Moda per disabili in Italia
Alta moda e adaptive fashion nel nostro Paese
Tutte queste passerelle internazionali sono state (e continuano ad essere) fondamentali nel far passare un modello di inclusione e abbattimento delle barriere anche nel campo dell’abbigliamento. Ma non bisogna dimenticare il ruolo dell’Italia, la patria della moda.
Sotto questo punto di vista, il nostro Paese non ha nulla da invidiare all’estero. Sia a livello di marchi di alta moda che di società della grande distribuzione (anche a mezzo di e-commerce), gli italiani si sono dimostrati pionieri di un nuovo modo di vedere la disabilità e hanno adottato, tra i primi, i principi dell’adaptive fashion.
Qualche esempio? Alla Fashion Week milanese, edizione 2018, l’agenzia di modelle con disabilità Iulia Barton, insieme alla Fondazione Vertical (un’organizzazione no profit italiana per la cura delle lesioni midollari e la ricerca sulla salute), ha dato spazio a una sfilata per modelli disabili.

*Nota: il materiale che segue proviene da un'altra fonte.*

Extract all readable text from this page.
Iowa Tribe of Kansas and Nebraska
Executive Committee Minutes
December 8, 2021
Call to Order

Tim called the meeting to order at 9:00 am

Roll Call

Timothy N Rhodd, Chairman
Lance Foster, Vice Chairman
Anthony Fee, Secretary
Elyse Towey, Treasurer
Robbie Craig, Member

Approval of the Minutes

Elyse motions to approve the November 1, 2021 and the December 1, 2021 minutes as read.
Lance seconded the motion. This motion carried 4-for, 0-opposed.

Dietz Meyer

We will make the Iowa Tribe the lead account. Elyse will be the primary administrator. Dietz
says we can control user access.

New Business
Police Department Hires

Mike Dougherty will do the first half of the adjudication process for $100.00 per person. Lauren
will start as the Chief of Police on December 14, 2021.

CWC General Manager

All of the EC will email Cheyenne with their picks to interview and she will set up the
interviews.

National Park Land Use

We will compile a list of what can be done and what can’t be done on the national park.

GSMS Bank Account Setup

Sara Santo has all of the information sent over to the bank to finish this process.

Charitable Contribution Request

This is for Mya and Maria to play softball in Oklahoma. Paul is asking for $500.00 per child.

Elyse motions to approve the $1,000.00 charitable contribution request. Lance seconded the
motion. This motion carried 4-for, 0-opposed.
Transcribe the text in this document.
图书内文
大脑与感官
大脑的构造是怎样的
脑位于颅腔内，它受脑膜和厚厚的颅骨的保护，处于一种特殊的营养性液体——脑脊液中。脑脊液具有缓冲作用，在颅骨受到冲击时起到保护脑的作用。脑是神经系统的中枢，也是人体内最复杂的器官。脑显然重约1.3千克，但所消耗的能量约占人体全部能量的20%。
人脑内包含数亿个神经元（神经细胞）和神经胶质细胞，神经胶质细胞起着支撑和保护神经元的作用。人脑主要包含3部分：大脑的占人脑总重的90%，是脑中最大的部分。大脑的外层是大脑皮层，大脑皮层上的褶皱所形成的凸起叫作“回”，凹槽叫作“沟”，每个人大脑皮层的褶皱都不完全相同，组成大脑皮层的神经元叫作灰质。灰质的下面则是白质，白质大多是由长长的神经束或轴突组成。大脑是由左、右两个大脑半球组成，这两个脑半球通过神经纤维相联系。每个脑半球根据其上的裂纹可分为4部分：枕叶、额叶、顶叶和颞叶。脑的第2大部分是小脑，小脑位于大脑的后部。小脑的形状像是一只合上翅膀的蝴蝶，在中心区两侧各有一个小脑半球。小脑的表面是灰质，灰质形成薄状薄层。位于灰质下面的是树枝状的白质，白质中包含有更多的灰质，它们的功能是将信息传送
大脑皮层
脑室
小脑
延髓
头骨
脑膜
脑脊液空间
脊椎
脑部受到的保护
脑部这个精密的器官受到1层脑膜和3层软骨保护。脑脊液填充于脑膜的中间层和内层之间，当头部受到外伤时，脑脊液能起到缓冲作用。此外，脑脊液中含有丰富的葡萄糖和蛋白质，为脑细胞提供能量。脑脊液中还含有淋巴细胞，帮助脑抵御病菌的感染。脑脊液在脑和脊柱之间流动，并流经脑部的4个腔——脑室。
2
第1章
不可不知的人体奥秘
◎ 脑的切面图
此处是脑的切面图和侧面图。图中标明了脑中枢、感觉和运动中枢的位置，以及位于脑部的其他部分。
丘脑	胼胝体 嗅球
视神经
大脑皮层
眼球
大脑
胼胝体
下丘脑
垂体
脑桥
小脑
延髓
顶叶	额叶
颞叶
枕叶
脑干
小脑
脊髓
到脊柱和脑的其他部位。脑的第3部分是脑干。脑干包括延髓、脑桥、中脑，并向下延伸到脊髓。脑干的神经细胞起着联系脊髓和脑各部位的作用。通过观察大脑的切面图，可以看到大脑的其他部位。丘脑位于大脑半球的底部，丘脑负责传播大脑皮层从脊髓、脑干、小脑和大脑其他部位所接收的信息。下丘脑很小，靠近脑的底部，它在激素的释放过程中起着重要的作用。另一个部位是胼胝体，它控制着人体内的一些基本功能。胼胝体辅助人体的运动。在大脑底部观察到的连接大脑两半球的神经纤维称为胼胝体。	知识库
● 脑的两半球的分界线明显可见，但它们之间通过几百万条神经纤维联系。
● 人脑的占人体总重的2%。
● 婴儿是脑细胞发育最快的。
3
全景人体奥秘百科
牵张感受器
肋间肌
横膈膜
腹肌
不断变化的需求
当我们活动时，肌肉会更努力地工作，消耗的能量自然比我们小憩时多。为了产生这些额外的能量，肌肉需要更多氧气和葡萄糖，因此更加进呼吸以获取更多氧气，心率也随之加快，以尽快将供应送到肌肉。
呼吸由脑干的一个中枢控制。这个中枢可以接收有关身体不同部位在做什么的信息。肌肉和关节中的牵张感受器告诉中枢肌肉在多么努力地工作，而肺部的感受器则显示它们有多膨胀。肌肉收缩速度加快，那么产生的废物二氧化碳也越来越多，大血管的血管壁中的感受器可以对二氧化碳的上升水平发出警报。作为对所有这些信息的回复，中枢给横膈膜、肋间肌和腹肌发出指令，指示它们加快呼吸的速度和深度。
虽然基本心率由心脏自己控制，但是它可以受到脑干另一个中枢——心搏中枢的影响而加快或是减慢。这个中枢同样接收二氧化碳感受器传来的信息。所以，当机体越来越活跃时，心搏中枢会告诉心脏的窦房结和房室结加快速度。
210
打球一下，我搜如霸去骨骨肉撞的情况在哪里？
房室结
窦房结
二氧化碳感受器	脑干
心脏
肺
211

Nel frattempo, durante gli eventi di AltaRoma dello stesso anno, stilisti del calibro di Renato Balestra, Antonio Urzi e Angelo Cruciani hanno disegnato abiti appositamente per delle modelle in carrozzina o dotate di protesi.
Moda per disabili per tutti, made in Italy
Ma anche lontano dai riflettori nascono progetti e realtà locali, made in Italy, inclusivi e positivi. Pensiamo a marchi ormai consolidati come Mec Service, che offre vestiti e accessori per persone con disabilità anche temporanea, o Lyddawear, il portale che da anni vende online capi per donna e uomo a chi ha difficoltà psichiche o di movimento.
Non mancano poi, naturalmente, le iniziative di solidarietà sociale, spesso nate con collaborazioni dal basso.
Citiamo soltanto, oltre all’iniziativa già menzionata della Fondazione Vertical, anche il progetto “Diritto all’eleganza”, spinto dalla Unione Italiana per la Lotta alla Distrofia Muscolare (UILDM) in collaborazione con diversi istituti superiori di moda. Il modo migliore per educare i giovani, nella scuola e nell’università, al valore dell’inclusione dei disabili, superando i luoghi comuni anche nel campo dell’abbigliamento.